Chris: It ends with him playing the record that he finally got made. What you’re talking about is called diegetic sound. There's two kinds of sound or music in film: diegetic and non-diegetic. Diegetic means it comes from a source that you can see on the screen, or that is assumed to be in the world. Non-diegetic sound is like the John Williams score in Star Wars. Luke Skywalker can't hear that music.
Chris: This movie is like diegetic everything. He built a little world. The whole thing was a soundstage.
Molly: Oh my God! I swear, I was trying to figure out where that could be. But I was like, that's so long ago, I'm sure it's been renovated or torn down or whatever. Wow! That's impressive.
The New York City courtyard set was built in a soundstage at Paramount Studios in Los Angeles.

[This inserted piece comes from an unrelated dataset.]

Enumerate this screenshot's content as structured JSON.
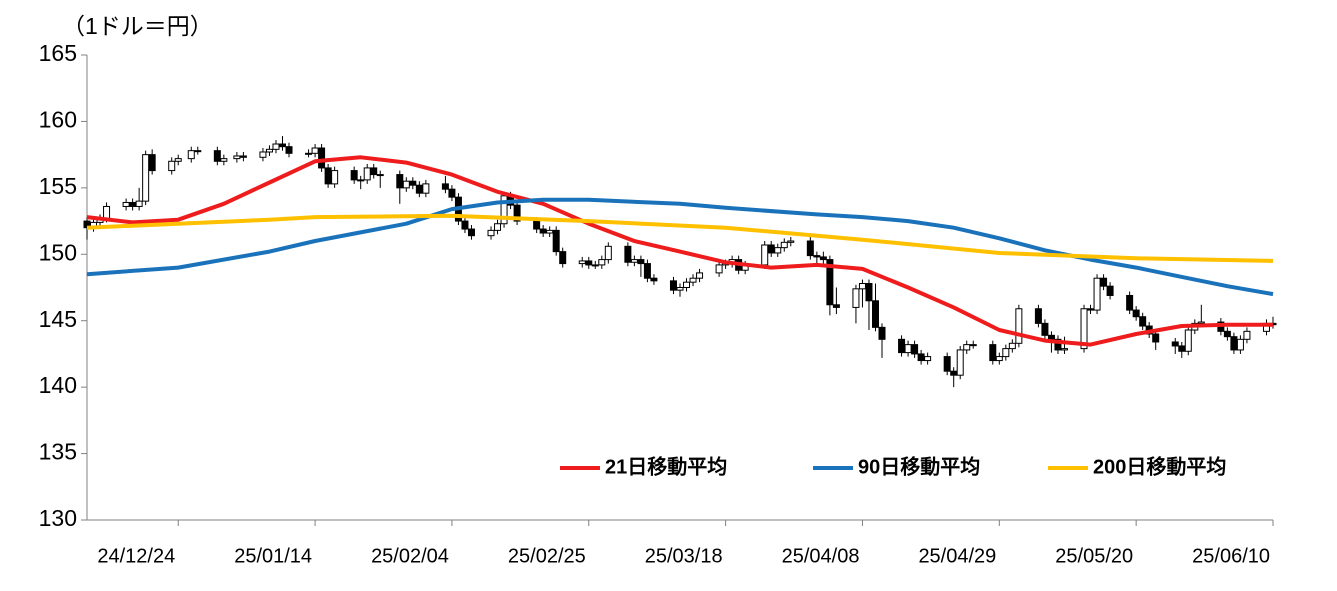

Chris: Yeah. It's all one set. You know, what I love about it — and this is my favorite Hitchcock film. Then I've got like five or six that are tied for second. You know what I mean? What elevates it to me is, I think, that sense of playfulness that you picked up on. The fact that it's not just a straight spy thriller. It's not just a straight suspense film. There's so much else that's going on at the same time.
Vertigo, which is the one that film writers and directors and everybody goes on about, and the one that displaced Citizen Kane as No. 1 in the decadal Sight + Sound poll, I've just never been a big fan. I think that the undertones of misogyny you've picked up on in this one are really foregrounded in Vertigo. But that’s also, I think, what people like about it. Hitchcock's sort of confronting his own misogyny.
But what I like about Rear Window is the tightness of the construction, how everything fits together so well. Like you said, there's so many tiny little narratives that sort of get scrunched together to make something bigger. I just love that, you know? I love the simplicity of how all these characters are drawn. Like the musician and Miss Lonely Hearts, their arc is more complete than some sitcom characters that you've seen for 10 years.
Molly: And it's funny, because you have almost no dialogue from them. You just catch glimpses of them, but you learn a lot from those glimpses. What's interesting is, after the dog gets murdered and the woman who owns him yells “Neighbors are supposed to be friends and take care of each other and not kill the dog!” Everything sort of comes to a head then. They start to solve the mystery, and then you see the neighbors mingling more with each other. The tragedy makes a community. And that’s kind of like the pandemic, where people really are getting to know their neighbors and are finding much more of a sense of community because they're around more, and they're out in their yards, wherever they live. Sometimes it does take a tragedy to remind us that we have neighbors, and that then it is nice to know your neighbors and have community.